Results of modeling studies indicate that attaching titanium atoms (blue) to the ends of an ethylene molecule (yellow-green) will result in a capsule-shaped complex that absorbs 10 hydrogen molecules (red). The results open a new avenue in the pursuit of materials that will enable efficient solid-state storage of hydrogen.

Image courtesy of NIST

New research by the National Institute of Standards and Technology (NIST, shows that ethylene might be a good fit for storing hydrogen, which is being touted by many as the transportation fuel of the future. Findings reported by scientists from NIST and Turkey’s Bilkent University ( predicts that “ethylene, a well-known inexpensive molecule, can be an important basis in developing frameworks for efficient and safe hydrogen-storage media.”

The research team’s calculations show that attaching titanium atoms at opposite ends of an ethylene molecule (four hydrogen atoms bound to a pair of carbon atoms) will result in a very attractive “two for” deal, according to a report by NIST. The addition of the two metal atoms results in a net gain of up to 10 hydrogen molecules that can absorb onto the ethylene-titanium complex, for a total of 20 hydrogen atoms. As important, NIST says the engineered material will release the hydrogen with only a modest amount of heating.
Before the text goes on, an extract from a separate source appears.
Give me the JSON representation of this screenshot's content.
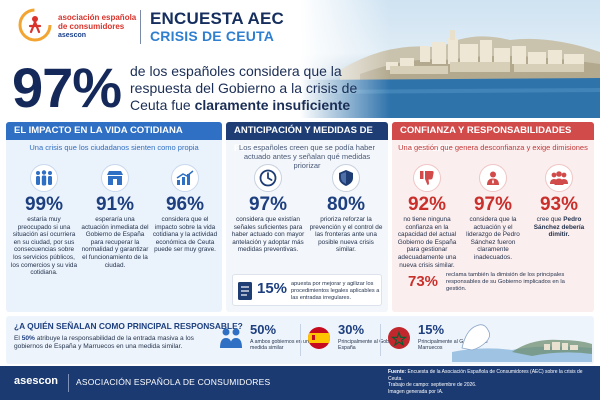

The absorbed hydrogen molecules account for about 14 percent of the weight of the titanium-ethylene complex — approximately double the Department of Energy’s ( minimum target of 6.5 percent for economically practical storage of hydrogen in a solid-state material. While NIST acknowledges that significant challenges remain to be overcome before this process is ready for real-world applications, it believes solid-state storage is preferred to storing hydrogen as a liquid or compressed gas, both of which require large-volume tanks. The research team anticipates that ethylene-based complexes, made with titanium or other so-called transition metals, will prove easier to synthesize and, then, to evaluate for their potential for high-capacity hydrogen storage.